Industrial and Pharmaceutical Applications
Role as Active Ingredient or Intermediate
This resolved enantiomer is an active pharmaceutical enantiomer of a selective serotonin reuptake inhibitor (SSRI) class molecule and is used in pharmaceutical research and development where enantiomeric composition is critical. It functions as a serotonin uptake inhibitor and has been studied as the optically active component corresponding to one half of the racemic drug substance.
Formulation and Development Contexts
No concise application summary is available in the current data context; in practice this substance is selected based on its general properties described above.
In formulation development, the free base versus salt state is chosen to balance manufacturability, stability and dissolution. Typical development considerations include selection of a pharmaceutically acceptable salt to increase aqueous solubility and control hygroscopicity, choice of excipients to modulate release, and stereochemical purity assessment for regulatory submission.
Specifications and Grades
Typical Grade Types (Pharmaceutical, Analytical, Technical)

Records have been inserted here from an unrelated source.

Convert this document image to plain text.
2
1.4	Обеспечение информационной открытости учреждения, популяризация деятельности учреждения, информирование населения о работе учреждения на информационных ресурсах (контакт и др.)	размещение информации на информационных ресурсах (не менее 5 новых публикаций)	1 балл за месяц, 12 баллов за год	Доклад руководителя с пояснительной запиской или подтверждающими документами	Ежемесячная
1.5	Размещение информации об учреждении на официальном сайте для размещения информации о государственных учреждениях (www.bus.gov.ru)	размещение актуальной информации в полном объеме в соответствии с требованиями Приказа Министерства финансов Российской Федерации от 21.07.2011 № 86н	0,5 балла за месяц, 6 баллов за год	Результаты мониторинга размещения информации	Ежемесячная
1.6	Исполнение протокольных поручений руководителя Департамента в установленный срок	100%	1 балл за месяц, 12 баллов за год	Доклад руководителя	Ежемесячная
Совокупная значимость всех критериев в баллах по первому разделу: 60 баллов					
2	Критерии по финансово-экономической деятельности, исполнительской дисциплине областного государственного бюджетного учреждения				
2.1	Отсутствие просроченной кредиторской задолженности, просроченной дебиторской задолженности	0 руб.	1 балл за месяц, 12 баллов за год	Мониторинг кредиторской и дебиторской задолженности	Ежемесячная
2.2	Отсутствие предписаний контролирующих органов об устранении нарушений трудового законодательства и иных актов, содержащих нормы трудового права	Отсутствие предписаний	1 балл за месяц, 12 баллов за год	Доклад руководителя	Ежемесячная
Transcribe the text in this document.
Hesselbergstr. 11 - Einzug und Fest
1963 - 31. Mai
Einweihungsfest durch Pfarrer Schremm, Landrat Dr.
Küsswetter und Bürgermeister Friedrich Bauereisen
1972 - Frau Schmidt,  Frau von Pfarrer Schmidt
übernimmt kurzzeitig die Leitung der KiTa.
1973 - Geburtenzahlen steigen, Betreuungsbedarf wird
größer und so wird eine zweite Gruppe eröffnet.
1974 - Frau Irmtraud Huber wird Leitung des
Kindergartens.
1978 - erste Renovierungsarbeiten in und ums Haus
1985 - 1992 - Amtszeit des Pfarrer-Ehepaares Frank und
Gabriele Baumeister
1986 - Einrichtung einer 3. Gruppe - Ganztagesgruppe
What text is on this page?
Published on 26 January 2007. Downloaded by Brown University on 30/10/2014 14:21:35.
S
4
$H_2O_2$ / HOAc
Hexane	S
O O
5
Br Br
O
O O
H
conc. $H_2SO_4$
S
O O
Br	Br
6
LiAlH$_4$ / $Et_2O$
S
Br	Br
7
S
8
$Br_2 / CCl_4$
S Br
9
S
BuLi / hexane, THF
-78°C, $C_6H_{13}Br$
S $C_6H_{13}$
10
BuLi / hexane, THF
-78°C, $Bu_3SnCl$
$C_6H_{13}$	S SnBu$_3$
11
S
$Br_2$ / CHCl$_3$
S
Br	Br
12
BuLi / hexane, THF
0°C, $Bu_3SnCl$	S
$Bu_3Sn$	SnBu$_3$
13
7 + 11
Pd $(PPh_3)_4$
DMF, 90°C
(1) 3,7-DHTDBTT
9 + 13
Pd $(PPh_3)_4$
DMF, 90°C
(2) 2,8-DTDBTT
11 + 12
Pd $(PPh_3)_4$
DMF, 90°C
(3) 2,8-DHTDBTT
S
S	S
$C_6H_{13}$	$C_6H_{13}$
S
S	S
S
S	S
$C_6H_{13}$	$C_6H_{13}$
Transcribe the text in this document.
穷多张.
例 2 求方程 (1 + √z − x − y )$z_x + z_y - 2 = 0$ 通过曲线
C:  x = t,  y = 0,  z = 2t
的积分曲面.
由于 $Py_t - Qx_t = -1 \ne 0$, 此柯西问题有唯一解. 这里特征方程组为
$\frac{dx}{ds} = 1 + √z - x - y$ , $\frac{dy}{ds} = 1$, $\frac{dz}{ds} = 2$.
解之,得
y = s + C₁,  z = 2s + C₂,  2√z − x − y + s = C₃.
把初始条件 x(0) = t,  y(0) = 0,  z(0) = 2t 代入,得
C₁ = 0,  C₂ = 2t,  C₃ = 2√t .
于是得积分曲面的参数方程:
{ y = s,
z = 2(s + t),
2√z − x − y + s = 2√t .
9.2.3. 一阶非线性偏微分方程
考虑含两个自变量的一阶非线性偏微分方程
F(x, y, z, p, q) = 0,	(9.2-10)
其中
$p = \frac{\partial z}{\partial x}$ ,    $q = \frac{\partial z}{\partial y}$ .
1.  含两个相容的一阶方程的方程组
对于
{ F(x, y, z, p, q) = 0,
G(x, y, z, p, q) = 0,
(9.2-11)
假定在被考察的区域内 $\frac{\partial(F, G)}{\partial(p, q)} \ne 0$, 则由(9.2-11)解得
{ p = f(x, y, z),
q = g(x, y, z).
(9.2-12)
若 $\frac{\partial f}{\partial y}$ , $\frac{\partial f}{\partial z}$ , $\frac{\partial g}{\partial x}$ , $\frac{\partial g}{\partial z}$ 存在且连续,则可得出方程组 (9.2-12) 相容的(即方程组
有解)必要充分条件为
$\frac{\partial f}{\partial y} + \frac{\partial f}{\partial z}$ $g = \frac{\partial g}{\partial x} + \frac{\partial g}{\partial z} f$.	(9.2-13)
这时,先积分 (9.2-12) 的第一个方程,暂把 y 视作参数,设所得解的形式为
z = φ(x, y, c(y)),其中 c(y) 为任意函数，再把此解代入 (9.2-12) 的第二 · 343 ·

Reported commercial grade in associated records: - EP
In addition to pharmacopeial grades (where applicable), standard industry grade concepts apply: pharmaceutical (for clinical or medicinal use), analytical (high purity for characterization), and technical (for intermediates or non‑clinical uses). Selection of grade depends on intended use, regulatory requirements, and impurity profile needs.
General Quality Attributes (Qualitative Description)
Qualitative attributes important for specifications include: - Enantiomeric purity (chiral assay) - Assay of the active free base or specified salt - Residual solvents and volatile organic content controlled per applicable guidelines - Impurity profile including N‑demethylation products and oxidative degradants - Moisture/hygroscopicity, especially for salt forms
Concrete assay limits, impurity thresholds and acceptance criteria should be defined in product‑specific specifications and validated analytical methods.
Safety and Handling Overview
Toxicological Profile and Exposure Considerations
No quantitative toxicological thresholds (LD50, occupational exposure limits) are available in the current data context.
Qualitatively, this substance is a pharmacologically active SSRI and should be handled as a bioactive pharmaceutical intermediate or active substance. Potential effects to those exposed may include pharmacodynamic activity at serotonergic targets; therefore, avoid unnecessary exposure. Standard precautions to minimize dermal and inhalation exposure are appropriate: use of gloves, eye protection, and work in a fume hood or local exhaust for powder handling. Avoid environmental release; degradation products and metabolites include norfluoxetine and phenolic fragments.
For detailed hazard, toxicology and regulatory classification, users should consult the product‑specific Safety Data Sheet (SDS) and applicable local legislation.
Storage and Handling Guidelines
Store in a cool, dry, well‑ventilated area, in tightly closed containers protected from light and moisture. Control temperature and humidity to prevent degradation and limit salt‑form conversion or recrystallization. Use appropriate engineering controls when handling the substance in powdered form to prevent dust generation. Dispose of waste in accordance with local regulations.
For detailed hazard, transport and regulatory information, users should refer to the product‑specific Safety Data Sheet (SDS) and local legislation.